The news on the port working with Napier City Council and maybe the community is very pleasing because the port has reviewed its consent to dump sand offshore where it cannot benefit Westshore Beach.
Most residents support development at the port but very few supported the port spending many millions on a consent to dredge good clean sand from the shipping channel and dump it as waste 5km offshore over 370 hectares of seabed.
The exciting part was the opportunity for residents and the fishermen to appeal the consent which was bad timing for the port and the HBRC as the owner wanting to sell shares.
The reference to the coastal strategy set up to address sea level rise due to climate change over the next 100 years has nothing to do with Westshore erosion due to starvation of sand.
Westshore has suffered erosion for 30 odd years since the shipping channel has been regularly deepened for larger ships.
NZ's expert coastal scientist Dr Hume representing HBRC at the consent hearing gave
evidence, "the sand trapped in the port shipping channel would otherwise replenish Westshore Beach".

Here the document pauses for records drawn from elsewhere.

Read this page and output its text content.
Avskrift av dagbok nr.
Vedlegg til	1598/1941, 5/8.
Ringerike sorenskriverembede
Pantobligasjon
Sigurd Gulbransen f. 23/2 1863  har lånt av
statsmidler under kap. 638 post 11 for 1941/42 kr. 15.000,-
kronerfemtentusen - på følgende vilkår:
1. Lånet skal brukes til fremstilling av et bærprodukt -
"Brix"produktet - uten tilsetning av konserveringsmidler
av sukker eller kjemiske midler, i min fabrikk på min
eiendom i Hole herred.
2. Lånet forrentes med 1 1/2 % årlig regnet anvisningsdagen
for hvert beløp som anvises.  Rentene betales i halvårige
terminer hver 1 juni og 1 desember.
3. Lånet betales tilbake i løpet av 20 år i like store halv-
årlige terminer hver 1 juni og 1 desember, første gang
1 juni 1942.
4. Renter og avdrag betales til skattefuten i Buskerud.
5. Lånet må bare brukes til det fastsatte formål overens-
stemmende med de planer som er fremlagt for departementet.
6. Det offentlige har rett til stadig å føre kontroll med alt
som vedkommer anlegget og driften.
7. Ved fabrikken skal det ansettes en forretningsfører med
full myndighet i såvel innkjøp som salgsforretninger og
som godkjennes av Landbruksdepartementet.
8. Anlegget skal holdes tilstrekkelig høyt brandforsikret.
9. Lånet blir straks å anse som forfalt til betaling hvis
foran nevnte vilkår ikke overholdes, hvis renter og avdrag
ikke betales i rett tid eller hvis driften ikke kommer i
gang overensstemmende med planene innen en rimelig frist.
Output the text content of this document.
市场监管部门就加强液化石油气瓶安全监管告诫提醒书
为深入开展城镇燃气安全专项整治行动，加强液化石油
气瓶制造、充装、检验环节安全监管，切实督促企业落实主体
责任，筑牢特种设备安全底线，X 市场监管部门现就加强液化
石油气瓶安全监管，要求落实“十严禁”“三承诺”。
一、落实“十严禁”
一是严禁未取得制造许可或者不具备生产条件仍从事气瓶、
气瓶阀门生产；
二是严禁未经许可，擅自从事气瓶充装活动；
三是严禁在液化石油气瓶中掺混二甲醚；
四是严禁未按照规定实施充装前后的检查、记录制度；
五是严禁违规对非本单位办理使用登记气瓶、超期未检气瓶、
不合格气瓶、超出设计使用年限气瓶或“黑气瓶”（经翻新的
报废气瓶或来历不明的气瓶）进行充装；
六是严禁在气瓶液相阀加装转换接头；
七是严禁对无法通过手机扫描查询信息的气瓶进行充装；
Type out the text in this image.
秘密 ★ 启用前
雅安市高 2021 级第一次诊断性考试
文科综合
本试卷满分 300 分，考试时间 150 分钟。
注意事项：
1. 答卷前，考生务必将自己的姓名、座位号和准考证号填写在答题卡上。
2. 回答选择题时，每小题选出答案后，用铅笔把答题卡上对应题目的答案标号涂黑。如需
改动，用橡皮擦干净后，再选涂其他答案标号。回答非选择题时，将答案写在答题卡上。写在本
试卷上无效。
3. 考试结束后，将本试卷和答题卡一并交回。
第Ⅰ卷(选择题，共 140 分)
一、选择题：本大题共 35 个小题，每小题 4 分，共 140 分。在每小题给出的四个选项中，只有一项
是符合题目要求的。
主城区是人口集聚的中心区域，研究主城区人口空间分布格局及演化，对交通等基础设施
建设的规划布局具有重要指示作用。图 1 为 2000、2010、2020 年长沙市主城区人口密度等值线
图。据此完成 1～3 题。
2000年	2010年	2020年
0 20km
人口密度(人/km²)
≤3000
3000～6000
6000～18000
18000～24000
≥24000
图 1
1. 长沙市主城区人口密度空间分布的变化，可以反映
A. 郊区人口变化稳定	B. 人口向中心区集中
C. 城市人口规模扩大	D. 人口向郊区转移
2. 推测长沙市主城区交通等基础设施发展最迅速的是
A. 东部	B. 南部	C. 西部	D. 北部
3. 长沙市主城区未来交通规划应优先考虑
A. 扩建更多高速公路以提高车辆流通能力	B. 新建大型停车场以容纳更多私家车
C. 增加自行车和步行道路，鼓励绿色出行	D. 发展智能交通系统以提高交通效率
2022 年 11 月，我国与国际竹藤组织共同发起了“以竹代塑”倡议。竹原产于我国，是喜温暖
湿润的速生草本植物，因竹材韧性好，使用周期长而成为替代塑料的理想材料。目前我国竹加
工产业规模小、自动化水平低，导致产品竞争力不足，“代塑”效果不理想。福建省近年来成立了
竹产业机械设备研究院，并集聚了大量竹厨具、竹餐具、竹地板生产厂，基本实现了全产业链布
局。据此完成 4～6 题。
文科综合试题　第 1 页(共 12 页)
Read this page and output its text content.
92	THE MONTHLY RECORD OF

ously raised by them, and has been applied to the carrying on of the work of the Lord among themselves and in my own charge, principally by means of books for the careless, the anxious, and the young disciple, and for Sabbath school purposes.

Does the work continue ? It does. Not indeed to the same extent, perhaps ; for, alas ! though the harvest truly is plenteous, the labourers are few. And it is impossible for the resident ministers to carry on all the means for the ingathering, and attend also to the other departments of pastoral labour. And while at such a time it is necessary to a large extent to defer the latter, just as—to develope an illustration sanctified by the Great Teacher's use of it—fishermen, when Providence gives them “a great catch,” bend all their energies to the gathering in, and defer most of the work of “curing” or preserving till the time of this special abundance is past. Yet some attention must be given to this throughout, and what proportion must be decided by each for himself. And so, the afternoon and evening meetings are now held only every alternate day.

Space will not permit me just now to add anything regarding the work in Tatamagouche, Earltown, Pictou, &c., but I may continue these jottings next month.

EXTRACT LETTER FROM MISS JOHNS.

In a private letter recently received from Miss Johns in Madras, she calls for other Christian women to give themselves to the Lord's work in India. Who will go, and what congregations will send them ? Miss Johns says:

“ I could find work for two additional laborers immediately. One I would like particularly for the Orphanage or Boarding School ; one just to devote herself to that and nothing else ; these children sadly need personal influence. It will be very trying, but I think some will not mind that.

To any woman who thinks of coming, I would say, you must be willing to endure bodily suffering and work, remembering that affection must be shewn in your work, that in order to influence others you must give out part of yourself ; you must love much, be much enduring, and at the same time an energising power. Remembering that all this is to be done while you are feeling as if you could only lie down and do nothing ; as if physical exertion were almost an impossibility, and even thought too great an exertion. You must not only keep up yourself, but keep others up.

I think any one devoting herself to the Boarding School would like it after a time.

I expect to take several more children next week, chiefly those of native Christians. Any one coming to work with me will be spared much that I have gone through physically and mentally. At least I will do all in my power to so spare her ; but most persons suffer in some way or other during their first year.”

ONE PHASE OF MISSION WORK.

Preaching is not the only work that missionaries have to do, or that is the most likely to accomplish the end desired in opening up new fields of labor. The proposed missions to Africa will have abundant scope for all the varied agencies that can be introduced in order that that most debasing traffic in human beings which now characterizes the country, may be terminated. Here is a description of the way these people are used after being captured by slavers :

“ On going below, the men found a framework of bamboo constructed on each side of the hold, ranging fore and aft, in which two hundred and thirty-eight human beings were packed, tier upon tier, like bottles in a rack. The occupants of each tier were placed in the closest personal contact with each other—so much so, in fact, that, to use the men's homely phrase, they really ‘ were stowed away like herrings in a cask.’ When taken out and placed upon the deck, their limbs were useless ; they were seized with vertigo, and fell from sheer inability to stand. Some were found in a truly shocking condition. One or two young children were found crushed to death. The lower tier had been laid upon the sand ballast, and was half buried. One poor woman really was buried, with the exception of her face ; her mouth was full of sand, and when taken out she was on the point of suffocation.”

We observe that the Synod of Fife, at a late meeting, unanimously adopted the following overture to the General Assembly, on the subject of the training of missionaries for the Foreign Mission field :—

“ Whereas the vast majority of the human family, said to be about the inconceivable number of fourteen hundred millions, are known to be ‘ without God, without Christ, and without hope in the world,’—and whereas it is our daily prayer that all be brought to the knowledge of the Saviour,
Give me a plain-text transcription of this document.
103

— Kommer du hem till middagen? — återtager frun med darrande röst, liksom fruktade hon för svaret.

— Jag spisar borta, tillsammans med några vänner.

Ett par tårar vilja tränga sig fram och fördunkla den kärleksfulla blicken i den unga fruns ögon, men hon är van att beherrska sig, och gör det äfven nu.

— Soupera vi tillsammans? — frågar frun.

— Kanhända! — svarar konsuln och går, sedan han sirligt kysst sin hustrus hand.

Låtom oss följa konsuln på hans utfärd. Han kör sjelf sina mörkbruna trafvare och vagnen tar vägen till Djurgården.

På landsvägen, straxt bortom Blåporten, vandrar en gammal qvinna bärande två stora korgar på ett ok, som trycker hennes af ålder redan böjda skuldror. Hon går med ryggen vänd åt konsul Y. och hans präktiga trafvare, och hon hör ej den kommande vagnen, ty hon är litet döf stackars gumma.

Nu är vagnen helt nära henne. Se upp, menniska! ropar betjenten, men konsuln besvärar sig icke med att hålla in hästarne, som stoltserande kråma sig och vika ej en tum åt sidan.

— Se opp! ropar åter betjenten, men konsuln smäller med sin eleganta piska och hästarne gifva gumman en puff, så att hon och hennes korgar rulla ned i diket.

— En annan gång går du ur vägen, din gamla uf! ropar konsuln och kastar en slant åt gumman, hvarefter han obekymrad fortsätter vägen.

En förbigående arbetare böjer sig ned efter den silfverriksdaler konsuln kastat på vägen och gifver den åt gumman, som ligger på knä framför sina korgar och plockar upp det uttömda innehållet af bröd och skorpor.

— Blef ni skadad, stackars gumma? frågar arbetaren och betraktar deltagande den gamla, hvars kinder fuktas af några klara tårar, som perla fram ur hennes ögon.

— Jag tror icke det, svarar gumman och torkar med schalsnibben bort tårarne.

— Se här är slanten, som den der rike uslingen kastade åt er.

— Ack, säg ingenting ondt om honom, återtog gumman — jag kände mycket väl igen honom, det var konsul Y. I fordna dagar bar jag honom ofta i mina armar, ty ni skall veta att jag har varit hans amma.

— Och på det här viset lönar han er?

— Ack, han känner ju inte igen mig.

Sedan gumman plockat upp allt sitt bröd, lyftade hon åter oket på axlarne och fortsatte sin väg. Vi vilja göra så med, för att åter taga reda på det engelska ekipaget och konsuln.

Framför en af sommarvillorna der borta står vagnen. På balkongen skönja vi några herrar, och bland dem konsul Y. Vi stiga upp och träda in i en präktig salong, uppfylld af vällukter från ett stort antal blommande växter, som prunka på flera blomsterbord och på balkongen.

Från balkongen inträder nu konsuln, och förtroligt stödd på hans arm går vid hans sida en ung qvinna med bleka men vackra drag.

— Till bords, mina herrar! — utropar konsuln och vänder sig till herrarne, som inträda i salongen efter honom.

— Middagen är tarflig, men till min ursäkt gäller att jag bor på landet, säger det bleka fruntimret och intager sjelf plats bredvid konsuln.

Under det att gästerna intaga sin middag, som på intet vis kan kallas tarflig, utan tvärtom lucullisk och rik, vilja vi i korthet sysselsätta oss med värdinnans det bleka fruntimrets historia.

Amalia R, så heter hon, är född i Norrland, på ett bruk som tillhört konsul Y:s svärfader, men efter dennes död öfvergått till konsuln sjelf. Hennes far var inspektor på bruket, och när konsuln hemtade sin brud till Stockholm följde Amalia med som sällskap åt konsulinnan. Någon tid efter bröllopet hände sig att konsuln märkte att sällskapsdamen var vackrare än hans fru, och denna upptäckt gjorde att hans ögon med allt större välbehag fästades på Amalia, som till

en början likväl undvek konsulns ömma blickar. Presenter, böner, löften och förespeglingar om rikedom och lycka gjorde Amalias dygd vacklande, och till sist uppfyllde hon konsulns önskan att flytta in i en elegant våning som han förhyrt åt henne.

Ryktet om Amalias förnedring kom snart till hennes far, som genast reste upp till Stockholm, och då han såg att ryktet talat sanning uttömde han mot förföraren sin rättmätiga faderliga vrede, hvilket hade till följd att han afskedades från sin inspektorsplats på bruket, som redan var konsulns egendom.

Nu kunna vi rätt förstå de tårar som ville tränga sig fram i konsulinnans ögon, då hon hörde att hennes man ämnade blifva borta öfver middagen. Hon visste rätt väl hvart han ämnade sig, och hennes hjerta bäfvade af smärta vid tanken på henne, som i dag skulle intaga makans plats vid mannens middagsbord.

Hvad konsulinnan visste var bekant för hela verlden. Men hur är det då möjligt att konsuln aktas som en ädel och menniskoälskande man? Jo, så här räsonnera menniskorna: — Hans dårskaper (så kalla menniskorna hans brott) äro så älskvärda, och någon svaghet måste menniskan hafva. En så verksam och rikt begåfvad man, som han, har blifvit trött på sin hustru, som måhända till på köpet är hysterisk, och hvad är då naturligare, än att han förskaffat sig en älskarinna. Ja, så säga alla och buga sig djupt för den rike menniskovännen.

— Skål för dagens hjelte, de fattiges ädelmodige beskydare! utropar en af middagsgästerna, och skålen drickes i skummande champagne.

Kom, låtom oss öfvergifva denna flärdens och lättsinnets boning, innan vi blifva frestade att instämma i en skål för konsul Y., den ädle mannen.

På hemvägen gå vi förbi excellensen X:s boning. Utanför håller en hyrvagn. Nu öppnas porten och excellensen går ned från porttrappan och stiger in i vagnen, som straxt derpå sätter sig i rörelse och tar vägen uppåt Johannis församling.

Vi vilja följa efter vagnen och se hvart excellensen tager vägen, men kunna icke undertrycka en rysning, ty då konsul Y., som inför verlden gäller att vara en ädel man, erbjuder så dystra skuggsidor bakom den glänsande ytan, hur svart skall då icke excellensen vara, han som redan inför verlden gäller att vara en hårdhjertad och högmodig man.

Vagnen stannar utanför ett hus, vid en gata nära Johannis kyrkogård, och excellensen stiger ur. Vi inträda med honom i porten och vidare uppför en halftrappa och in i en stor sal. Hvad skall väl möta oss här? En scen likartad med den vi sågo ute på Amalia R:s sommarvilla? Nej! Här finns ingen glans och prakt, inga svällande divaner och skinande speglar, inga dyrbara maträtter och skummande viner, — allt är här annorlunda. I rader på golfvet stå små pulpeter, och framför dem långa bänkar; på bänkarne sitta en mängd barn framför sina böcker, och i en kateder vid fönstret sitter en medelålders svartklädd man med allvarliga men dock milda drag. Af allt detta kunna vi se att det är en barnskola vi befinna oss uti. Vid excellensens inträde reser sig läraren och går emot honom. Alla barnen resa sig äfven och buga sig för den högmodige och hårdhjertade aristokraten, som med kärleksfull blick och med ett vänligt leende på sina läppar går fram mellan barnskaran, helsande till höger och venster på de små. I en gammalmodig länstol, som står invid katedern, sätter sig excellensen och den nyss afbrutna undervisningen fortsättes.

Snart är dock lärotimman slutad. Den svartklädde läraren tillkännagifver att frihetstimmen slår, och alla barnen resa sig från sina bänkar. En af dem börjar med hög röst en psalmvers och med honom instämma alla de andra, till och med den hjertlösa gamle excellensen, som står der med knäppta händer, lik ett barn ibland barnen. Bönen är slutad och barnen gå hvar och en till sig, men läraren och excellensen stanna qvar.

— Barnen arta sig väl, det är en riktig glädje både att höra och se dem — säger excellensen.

This is not 'rocket science' and nobody suggested allowing the channel to fill up and
overflow. The excitement for Napier ratepayers is not about a favour from the port but more about having the city council insist on an obligation to put the sand to good use.
This should have been sorted out 30 odd years ago.
I appreciate the new port CEO, Todd Dawson, taking a genuine interest in Westshore erosion because his company holds the key to returning a sandy beach and coastal property protection in the lee of their development.
Both councils and the coastal strategy have given the port CEO the simple task of replicating natural ongoing coastal processes by dredging sand and dumping
it in strategic places.
If councils don't insist on another stack of expensive reports, the end result will be replenishment for all beaches between Hardinge Rd and Tangoio.
I appreciate NCC CEO, Wayne Jack, acknowledging Westshore is an important part of the Napier community but we agree to disagree on the significant cause for erosion on Napier's northern beaches.
We have a serious near shore sediment deficit and a Beach Nourishment Scheme which has failed to hold the beach and coastline as intended from 1987 but finally recognised by HBRC in 2017.
I believe along with a growing number of experts, if all sand trapped in the shipping channel was returned to the seabed off Westshore it would restore natural coastal processes and sediment movement before the 1980s.
This would restore Napier's once popular sandy beach, reinstate protection for all coastal property and city assets and the beach will return to grow in height and breadth to recover as a spit and therefore become resilient to predicted sea level rise and inundation due to climate change.
I appreciate the agreement between the council and the port but I fear we will run out of time.
Westshore erosion has to have some priority, a durable solution must be agreed on and the huge waste of ratepayer funds has to stop.
Since my commitment to seek a better solution back in 2009, all I have heard is "the port will never agree". I fully supported an appeal to the hearing decision but after some excellent 'good faith' discussion and finding no excuse for a battle between the port and the city council, I agreed the three CEOs would be able to work together.
The region should be watching very closely.